It's that time of year again: Snow is in the air, presents are underneath the tree, and Apple is about to shut down the developer's side of App Store for its yearly freeze. The New York Times has done some solid coverage on the shutdown this year, which will start this Thursday, and run for a week and a day after that.
Apps will still be for sale, of course, but developers won't be able to release new apps or updated released apps. Every year, developers have to rush to not only, as the NYT says, get their apps out on the store and available before the freeze, but also to try and get their apps in the top 25 paid and free lists, which is where many post-holiday new iPhone and iPad owners start their app shopping.
Electronic Arts, which the NYT quotes in its piece, has probably been the most public beneficiary of this App Store break -- a few years ago, the company dropped all of its apps on sale to 99 cents in the days before the freeze, which enabled it to grab most of the real estate in the "top apps" lists, and that big bump has even dictated company mobile policy until now.
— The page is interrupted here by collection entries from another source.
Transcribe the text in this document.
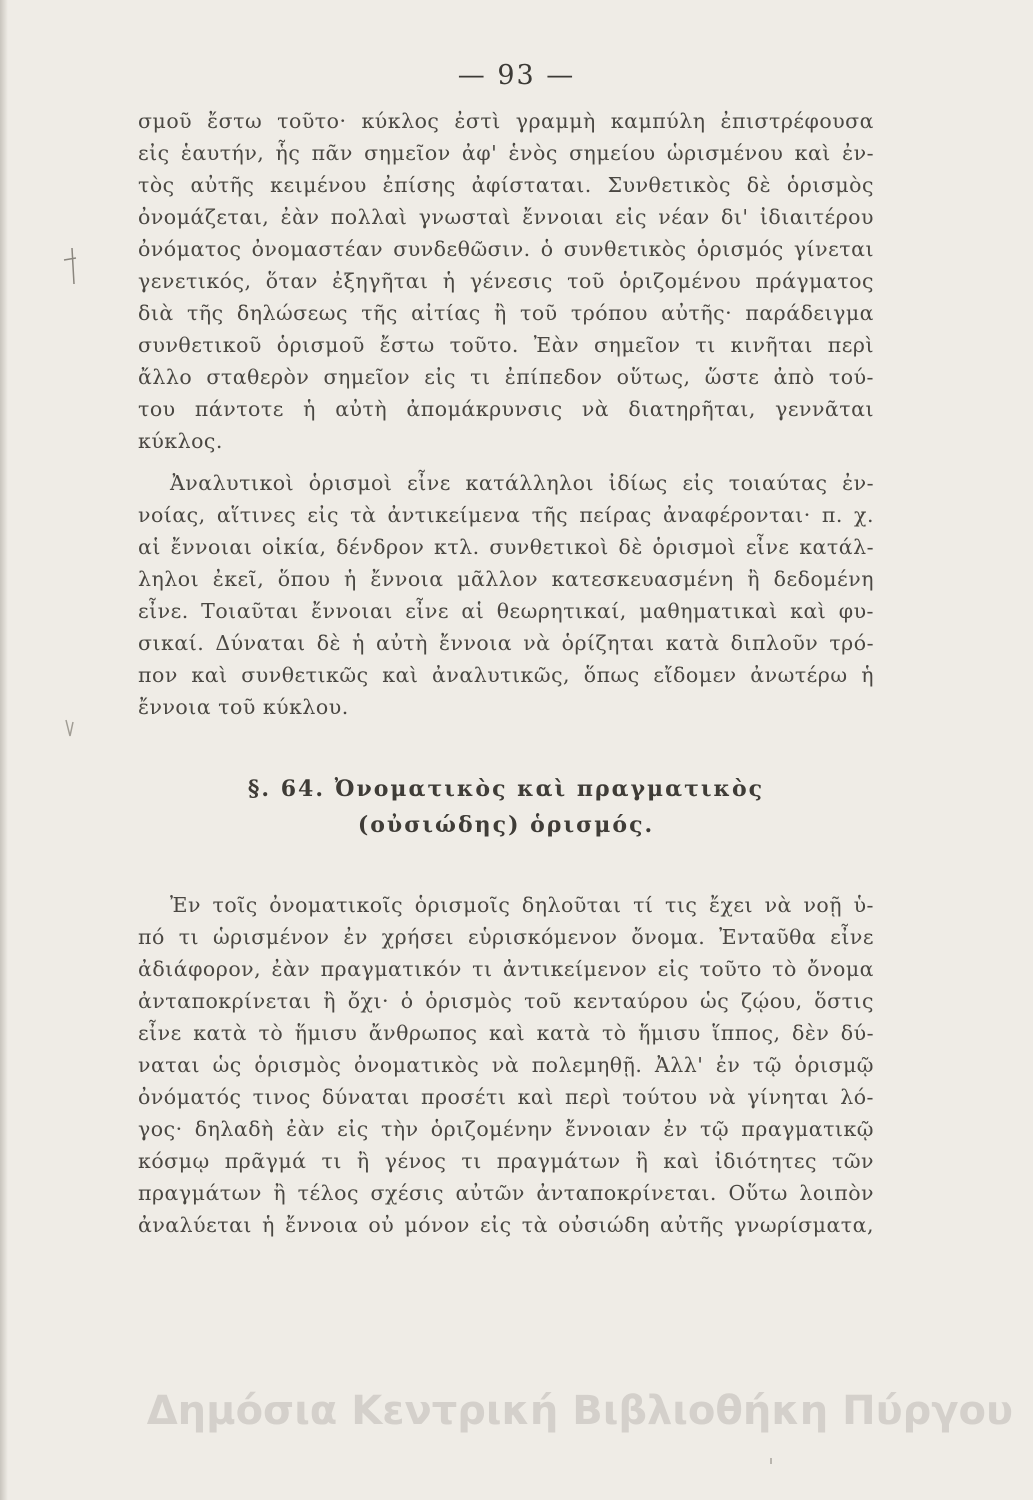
— 93 —
σμοῦ ἔστω τοῦτο· κύκλος ἐστὶ γραμμὴ καμπύλη ἐπιστρέφουσα
εἰς ἑαυτήν, ἧς πᾶν σημεῖον ἀφ' ἑνὸς σημείου ὡρισμένου καὶ ἐν-
τὸς αὐτῆς κειμένου ἐπίσης ἀφίσταται. Συνθετικὸς δὲ ὁρισμὸς
ὀνομάζεται, ἐὰν πολλαὶ γνωσταὶ ἔννοιαι εἰς νέαν δι' ἰδιαιτέρου
ὀνόματος ὀνομαστέαν συνδεθῶσιν. ὁ συνθετικὸς ὁρισμός γίνεται
γενετικός, ὅταν ἐξηγῆται ἡ γένεσις τοῦ ὁριζομένου πράγματος
διὰ τῆς δηλώσεως τῆς αἰτίας ἢ τοῦ τρόπου αὐτῆς· παράδειγμα
συνθετικοῦ ὁρισμοῦ ἔστω τοῦτο. Ἐὰν σημεῖον τι κινῆται περὶ
ἄλλο σταθερὸν σημεῖον εἰς τι ἐπίπεδον οὕτως, ὥστε ἀπὸ τού-
του πάντοτε ἡ αὐτὴ ἀπομάκρυνσις νὰ διατηρῆται, γεννᾶται
κύκλος.
Ἀναλυτικοὶ ὁρισμοὶ εἶνε κατάλληλοι ἰδίως εἰς τοιαύτας ἐν-
νοίας, αἵτινες εἰς τὰ ἀντικείμενα τῆς πείρας ἀναφέρονται· π. χ.
αἱ ἔννοιαι οἰκία, δένδρον κτλ. συνθετικοὶ δὲ ὁρισμοὶ εἶνε κατάλ-
ληλοι ἐκεῖ, ὅπου ἡ ἔννοια μᾶλλον κατεσκευασμένη ἢ δεδομένη
εἶνε. Τοιαῦται ἔννοιαι εἶνε αἱ θεωρητικαί, μαθηματικαὶ καὶ φυ-
σικαί. Δύναται δὲ ἡ αὐτὴ ἔννοια νὰ ὁρίζηται κατὰ διπλοῦν τρό-
πον καὶ συνθετικῶς καὶ ἀναλυτικῶς, ὅπως εἴδομεν ἀνωτέρω ἡ
ἔννοια τοῦ κύκλου.
§. 64. Ὀνοματικὸς καὶ πραγματικὸς
(οὐσιώδης) ὁρισμός.
Ἐν τοῖς ὀνοματικοῖς ὁρισμοῖς δηλοῦται τί τις ἔχει νὰ νοῇ ὑ-
πό τι ὡρισμένον ἐν χρήσει εὑρισκόμενον ὄνομα. Ἐνταῦθα εἶνε
ἀδιάφορον, ἐὰν πραγματικόν τι ἀντικείμενον εἰς τοῦτο τὸ ὄνομα
ἀνταποκρίνεται ἢ ὄχι· ὁ ὁρισμὸς τοῦ κενταύρου ὡς ζῴου, ὅστις
εἶνε κατὰ τὸ ἥμισυ ἄνθρωπος καὶ κατὰ τὸ ἥμισυ ἵππος, δὲν δύ-
ναται ὡς ὁρισμὸς ὀνοματικὸς νὰ πολεμηθῇ. Ἀλλ' ἐν τῷ ὁρισμῷ
ὀνόματός τινος δύναται προσέτι καὶ περὶ τούτου νὰ γίνηται λό-
γος· δηλαδὴ ἐὰν εἰς τὴν ὁριζομένην ἔννοιαν ἐν τῷ πραγματικῷ
κόσμῳ πρᾶγμά τι ἢ γένος τι πραγμάτων ἢ καὶ ἰδιότητες τῶν
πραγμάτων ἢ τέλος σχέσις αὐτῶν ἀνταποκρίνεται. Οὕτω λοιπὸν
ἀναλύεται ἡ ἔννοια οὐ μόνον εἰς τὰ οὐσιώδη αὐτῆς γνωρίσματα,
Δημόσια Κεντρική Βιβλιοθήκη Πύργου
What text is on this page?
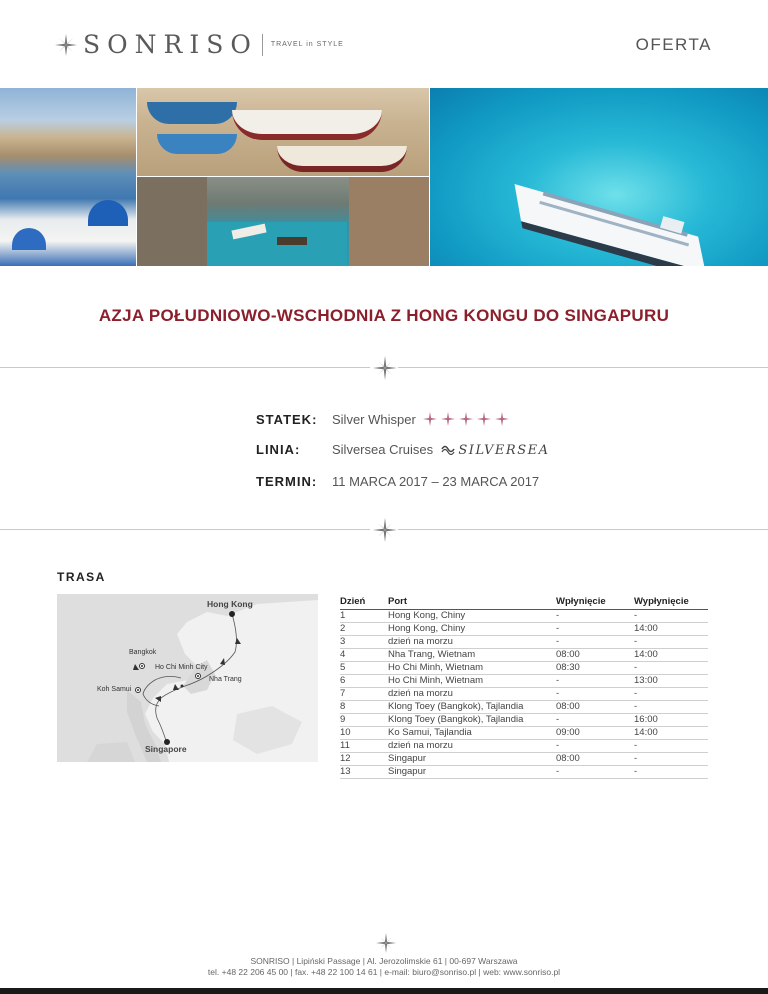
SONRISO TRAVEL in STYLE	OFERTA
AZJA POŁUDNIOWO-WSCHODNIA Z HONG KONGU DO SINGAPURU
STATEK: Silver Whisper
LINIA: Silversea Cruises SILVERSEA
TERMIN: 11 MARCA 2017 – 23 MARCA 2017
TRASA
Hong Kong
Bangkok
Ho Chi Minh City
Nha Trang
Koh Samui
Singapore
Dzień	Port	Wpłynięcie	Wypłynięcie
1	Hong Kong, Chiny	-	-
2	Hong Kong, Chiny	-	14:00
3	dzień na morzu	-	-
4	Nha Trang, Wietnam	08:00	14:00
5	Ho Chi Minh, Wietnam	08:30	-
6	Ho Chi Minh, Wietnam	-	13:00
7	dzień na morzu	-	-
8	Klong Toey (Bangkok), Tajlandia	08:00	-
9	Klong Toey (Bangkok), Tajlandia	-	16:00
10	Ko Samui, Tajlandia	09:00	14:00
11	dzień na morzu	-	-
12	Singapur	08:00	-
13	Singapur	-	-
SONRISO | Lipiński Passage | Al. Jerozolimskie 61 | 00-697 Warszawa
tel. +48 22 206 45 00 | fax. +48 22 100 14 61 | e-mail: biuro@sonriso.pl | web: www.sonriso.pl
There's no doubt there is plenty of money to be earned on the App Store this holiday again (and we'll likely see some developers reporting big bumps next week), but I'd suggest that things are changing, soon, if not already. Back in the early days of the App Store, there weren't too many ways to find good apps besides those top 25 lists. But these days, there are a lot more resources, both for users to find the apps they want, and for developers to promote their own apps. So I don't know that we'll see as big an effect from the top 25 lists this year as past year. We'll still see big sales, I'm sure, but I think those will be more spread out than last year.
And of course the App Store freeze has one more benefit for Apple: In addition to allowing the company to do maintenance and updates on the store and its infrastructure, it also allows the review and support staff to take a much-needed break for a few days. We'll have to wait and see how it works out for the company and 3rd-party developers this year.